How To Write Benchmarks In Golang Like An Expert

Benchmarking your application is often a good idea when it comes for fine tuning its performance.

The Golang testing package contains a benchmarking facility that can be used to examine the performance of your Golang code. In this article we'll see how to write simple benchmark tests that are able to provide us good insights about a given algorithmic solution.

The good old Fibonacci number calculation

Fibonacci number is a classic numerical series where each subsequent number is the sum of the previous two numbers: 1 1 2 3 5 8 13...

Let's explore two different implementations: recursive and sequential. We'll write both unit and benchmark tests for each approach and then we'll be able to compare them.

Recursive approach

When you look at the Fibonacci algorithm, it seems to be very straightforward to implement in nearly any programming language. And probably the first approach to solve it is to use recursion:

package fibo


func RecursiveFibonacci(n uint) uint {
    if n <= 1 {
        return n
    }    
    return RecursiveFibonacci(n-1) + RecursiveFibonacci(n-2)

}

Each iteration in the series discards the previous results and then re-calculates the intermediate steps for each subsequent iteration.
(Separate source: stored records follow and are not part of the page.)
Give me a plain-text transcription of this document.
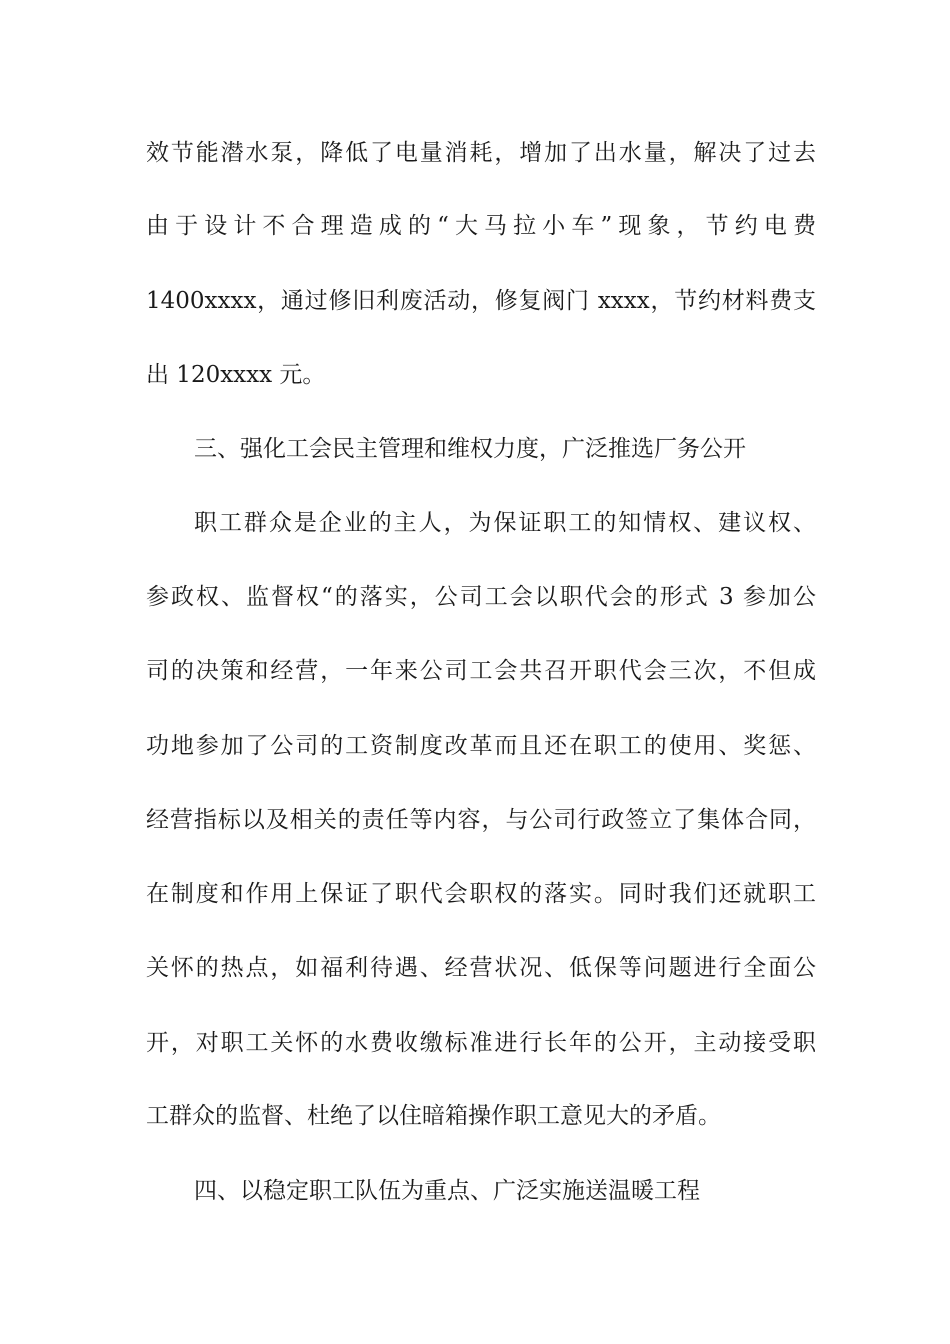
效节能潜水泵，降低了电量消耗，增加了出水量，解决了过去
由于设计不合理造成的“大马拉小车”现象，节约电费
1400xxxx，通过修旧利废活动，修复阀门 xxxx，节约材料费支
出 120xxxx 元。
三、强化工会民主管理和维权力度，广泛推选厂务公开
职工群众是企业的主人，为保证职工的知情权、建议权、
参政权、监督权“的落实，公司工会以职代会的形式 3 参加公
司的决策和经营，一年来公司工会共召开职代会三次，不但成
功地参加了公司的工资制度改革而且还在职工的使用、奖惩、
经营指标以及相关的责任等内容，与公司行政签立了集体合同，
在制度和作用上保证了职代会职权的落实。同时我们还就职工
关怀的热点，如福利待遇、经营状况、低保等问题进行全面公
开，对职工关怀的水费收缴标准进行长年的公开，主动接受职
工群众的监督、杜绝了以住暗箱操作职工意见大的矛盾。
四、以稳定职工队伍为重点、广泛实施送温暖工程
Let's add some unit tests:

package fibo

import "testing"


func TestRecursiveFibonacci(t *testing.T) {
    data := []struct {
        n    uint
        want uint
    }{
        {0, 0},
        {1, 1},
        {2, 1},
        {3, 2},
        {4, 3},
        {5, 5},
        {6, 8},
        {10, 55},
        {42, 267914296},
    }
    for _, d := range data {
        if got := RecursiveFibonacci(d.n); got != d.want {
            t.Errorf("got: %d, want: %d", got, d.want)
        }
    }
}

It works:

tiago:~/develop/go/fibonacci/fibo$ go test -run TestRecursiveFibonacci
PASS
ok  	bitbucket.org/tiagoharris/fibonacci/fibo	1.875s

Sequential approach

This alternative implementation removes the recursion and instead uses a simple for loop and a couple of variables. If you think about it, the algorithm is nothing but a sum of N numbers. We start from 0 and 1 and we will start adding subsequent sums:

package fibo


func SequentialFibonacci(n uint) uint {
    if n <= 1 {
        return uint(n)
    }
    var n2, n1 uint = 0, 1
    for i := uint(2); i < n; i++ {
        n2, n1 = n1, n1+n2
    }
    return n2 + n1
}

Let's add some unit tests:

func TestSequentialFibonacci(t *testing.T) {
    data := []struct {
        n    uint
        want uint
    }{
        {0, 0},
        {1, 1},
        {2, 1},
        {3, 2},
        {4, 3},
        {5, 5},
        {6, 8},
        {10, 55},
        {42, 267914296},
    }
    for _, d := range data {
        if got := SequentialFibonacci(d.n); got != d.want {
            t.Errorf("got: %d, want: %d", got, d.want)
        }
    }
}

It also works:

tiago:~/develop/go/fibonacci/fibo$ go test -run TestSequentialFibonacci
PASS
ok  	bitbucket.org/tiagoharris/fibonacci/fibo	0.631s

Notice that we’ve got a considerable performance improvement here; 0.631s versus 1.875s.

Benchmarking

In order to measure performance, we could measure execution time and display it with some print statements, of course. But Golang offers a very sophisticated tooling for benchmarking, and it's fairly simple to use.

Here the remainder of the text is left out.